What Wendy's Watching: Arthur Mitchell Blazes an International Trail
When Arthur Mitchell set out to prove that African Americans could excel in ballet, there were many skeptics. He not only created a world-class ballet company—Dance Theatre of Harlem—but he launched a discussion about race and ballet that we are still engaged in.
Who was Arthur Mitchell and how did he get the chutzpah to start a (mostly) black ballet company? Now we have a multi-faceted answer in an exhibit at Columbia University titled "Arthur Mitchell: Harlem's Ballet Trailblazer." It's curated by 2016 Dance Magazine Awardee Lynn Garafola, who is considered the foremost American dance historian.
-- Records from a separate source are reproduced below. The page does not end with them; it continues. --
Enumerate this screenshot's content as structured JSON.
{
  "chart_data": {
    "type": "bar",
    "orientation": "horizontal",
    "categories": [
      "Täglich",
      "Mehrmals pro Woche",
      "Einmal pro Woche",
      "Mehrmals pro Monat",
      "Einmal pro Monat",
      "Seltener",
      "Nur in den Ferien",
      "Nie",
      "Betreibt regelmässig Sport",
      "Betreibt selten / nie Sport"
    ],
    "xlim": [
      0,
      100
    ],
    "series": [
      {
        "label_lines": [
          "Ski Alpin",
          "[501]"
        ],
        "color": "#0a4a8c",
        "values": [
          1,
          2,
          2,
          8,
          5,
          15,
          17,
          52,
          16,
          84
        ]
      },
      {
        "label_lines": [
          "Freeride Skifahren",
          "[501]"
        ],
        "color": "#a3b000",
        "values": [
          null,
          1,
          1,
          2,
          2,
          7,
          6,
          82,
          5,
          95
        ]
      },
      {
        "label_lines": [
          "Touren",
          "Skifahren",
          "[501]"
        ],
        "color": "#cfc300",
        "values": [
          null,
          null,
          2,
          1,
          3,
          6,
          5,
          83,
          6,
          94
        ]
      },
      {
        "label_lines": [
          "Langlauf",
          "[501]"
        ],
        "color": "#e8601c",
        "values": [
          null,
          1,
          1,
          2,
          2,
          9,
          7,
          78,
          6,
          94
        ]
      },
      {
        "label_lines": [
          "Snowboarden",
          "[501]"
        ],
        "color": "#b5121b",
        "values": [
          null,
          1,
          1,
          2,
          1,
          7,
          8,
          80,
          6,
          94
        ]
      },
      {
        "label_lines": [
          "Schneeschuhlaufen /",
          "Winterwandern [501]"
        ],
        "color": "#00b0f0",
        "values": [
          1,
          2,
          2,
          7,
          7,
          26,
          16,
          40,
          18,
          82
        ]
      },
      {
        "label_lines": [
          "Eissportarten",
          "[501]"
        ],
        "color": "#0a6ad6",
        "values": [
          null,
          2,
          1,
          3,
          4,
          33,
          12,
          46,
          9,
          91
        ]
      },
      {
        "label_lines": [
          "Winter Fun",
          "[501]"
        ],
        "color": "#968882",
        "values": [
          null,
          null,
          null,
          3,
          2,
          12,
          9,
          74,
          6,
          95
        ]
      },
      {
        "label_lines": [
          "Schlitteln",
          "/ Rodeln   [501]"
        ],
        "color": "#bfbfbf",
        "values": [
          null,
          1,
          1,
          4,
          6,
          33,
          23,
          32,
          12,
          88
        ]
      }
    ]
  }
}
Mitchell grew up in Harlem and became the first black principal at New York City Ballet. He danced beautifully, no matter what genre he was doing. He dazzled audiences with his performances in Balanchine ballets like Agon, The Four Temperaments, Midsummer Night's Dream, Bugaku and many other ballets. Then, inspired by Martin Luther King Jr., he used his own glorious dancing to do something for the civil rights movement. He started DTH with the help of Karel Shook, the ballet teacher he studied with at Katherine Dunham's school. The company traveled all over the world, meeting with a warm reception everywhere.
Allegra Kent and Mitchell in Balanchine's Agon. PC Fritz Peyer
This exhibit contains photos, videos, posters and a costume from Mitchell's vast archives. When you see the photos of Mitchell as a young man, his magnetism jumps off the wall. His beauty, charisma, gorgeous classical dancing—and his bold idea—attracted many talented, hopeful dancers.
Little known facts about Mitchell's life:
• He auditioned for the High School of Performing Arts with a tap dance! (Of course he got in.)
• After his graduation performance, he was offered scholarships at both School of American Ballet and Bennington College, known for its modern dance department. I think you know which path he chose.
• Before joining NYCB, he performed with choreographers Donald McKayle, Sophie Maslow, Dunham protégé Walter Nicks and—quite a surprise—David Vaughan.
Mitchell as the Snake in Todd Bolender's Creation of the World in 1960
The exhibit, presented in collaboration with Columbia's Rare Book & Manuscript Library, will be on view through March 11, 2018.